Drug interactions happen daily across the United States.

An interaction can happen in many ways. The pharmacist may mistake the doctor’s prescription for a drug that sounds or looks like the one being prescribed. Pharmacists have also been known to accidentally cross-contaminate medications, especially when the compounding table is not as clean as it should be.

Interactions can also happen when patients make the errors. For instance, some patients may take a double dose of their medicine in one day simply because they could not remember if they had already taken a dose.

Or, patients may skip doses for the same reason. Patients can also confuse drugs that sound and look alike.

In-office dispensing prevents many dangerous drug interactions. One of the main ways is because it allows you to educate your patients. Below are some of the ways you can spend time educating patients on their medications.


Education at the Time of Appointment

If you are dispensing at the point of care, you can spend more quality time with patients. During their medical visit, when you decide to prescribe a medication or change a prescription, you can explain your actions right then.

Even ten more minutes spent educating a patient gives you enough time to explain to them why you are prescribing, what you are prescribing, what it looks like, what the medicine will do to the body and their ailment, what side effects to expect and of course, how to avoid interactions.


Education When Filling and Dispensing the Medication

Before patients leave your office, they will see you or your staff one last time, to pick up their prescribed medication. It is at this time they can ask additional questions about their medication. Asking questions is not something they do at a pharmacy.

Pharmacies provide a cold and less than private environment. Confidentiality is compromised and patients are already tired of waiting for their prescription to be filled, which can take an hour or more at some pharmacies.

Your staff can educate patients about medication instructions, uses, interactions and what to do if they experience any trouble with the drugs. Reviewing this information with patients is extremely important. Many find it difficult to take in all your information during a single visit.

Patients know you are rushed, and they are often too nervous to ask lengthy questions. Too many times, patients leave your office confused, leading to errors in how they take their medications and potential drug interactions.


Literature Given with Medication

It is always best to educate patients using multiple formats. You have already verbally educated them, your staff has followed up with them, and now you can give them paper materials that clearly define the medicine you have prescribed.

This type of literature should be attached to the packaging that holds the medicine you prescribe.

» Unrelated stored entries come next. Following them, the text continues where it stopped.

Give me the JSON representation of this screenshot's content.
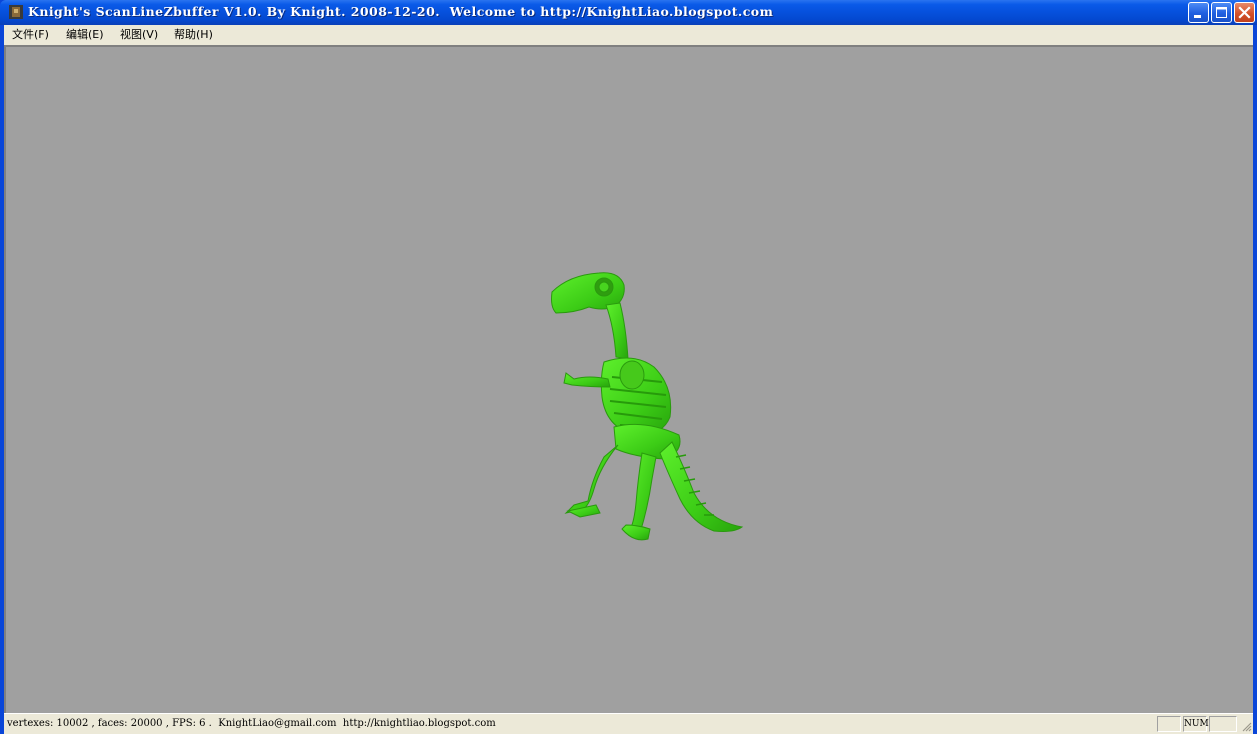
{
  "window": {
    "title": "Knight's ScanLineZbuffer V1.0. By Knight. 2008-12-20.  Welcome to http://KnightLiao.blogspot.com",
    "icon": "app-icon",
    "controls": [
      "minimize-icon",
      "maximize-icon",
      "close-icon"
    ]
  },
  "menu": {
    "items": [
      {
        "label": "文件(F)"
      },
      {
        "label": "编辑(E)"
      },
      {
        "label": "视图(V)"
      },
      {
        "label": "帮助(H)"
      }
    ]
  },
  "viewport": {
    "background": "#a0a0a0",
    "model_color": "#3fd31a",
    "model": "dinosaur-skeleton"
  },
  "statusbar": {
    "text": "vertexes: 10002 , faces: 20000 , FPS: 6 .  KnightLiao@gmail.com  http://knightliao.blogspot.com",
    "indicators": [
      "",
      "NUM",
      ""
    ]
  }
}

In-office dispensing programs are equipped with computer software programs that automatically print this literature for you when you fill a prescription. The information is pre-formatted into the software program by its creators.

All you must do is press print and the literature is ready to distribute to patients. Printed materials will educate patients on everything from potential side effects, expected benefits, when and how to consume the drug, to the chemical makeup and classification of the drug itself.


Medication Packaging Provides Important Information

With in-office dispensing, medicines are prepackaged. This means they are taken out of the container the manufacturer provided and repackaged into a safer container. Packaging used in dispensing are created to prevent drug interactions.

Pills are typically packaged individually and labeled with a date, so the patient does not have to guess whether they have taken their daily dose or not. Blister packs are often used, making it easier for patients.

Packaging not only helps keep your patient organized in how they take their medicines, it also provides them with an extra layer of education about potential interactions and what to do if they feel there is a problem.


Makes It Easier for Caregivers

Many of your patients have caregivers helping them take their medications each day. Whether friends, family or paid caregivers, they need to be educated just as much as the patient when it comes to drug interactions.

With in-office dispensing, you can meet personally with caregivers and take the same steps of educating them in person as you did with other patients. With just a few extra minutes of providing valuable knowledge, you could be saving a life.

In-office dispensing allows you to help caregivers know the signs and symptoms to look for when it comes to drug interactions. You can also teach them, through personal instruction and printed literature, how to avoid accidental medical errors.

If you patient has a caregiver, it is important you give the message directly to the caregiver. Otherwise, the original message could be lost or changed by the time the patient is able to relay it to the caregiver. In-office dispensing allows you to work directly with the caregiver, offering you a bit more security.


Education at the Time of Refills

Patients will need refills if they are taking their prescriptions according to your orders. When they call for a refill, this is a prime opportunity for your staff to further educate the patient on interactions. Your staff can gather valuable information to see if they have had any interactions and if so, did they follow your plan for help.

You and your staff know the right questions to ask to get the answers you need to evaluate their knowledge on drug interactions. Patients will not automatically know what to tell you. Some may not even recognize symptoms as an interaction.

This makes it so important that you provide this information to them before something goes wrong, and to prevent something from going wrong.

The more you education your patients, the more documentation you have to protect you and your practice from any malpractice. Education is proof you have done everything you can to protect your patients.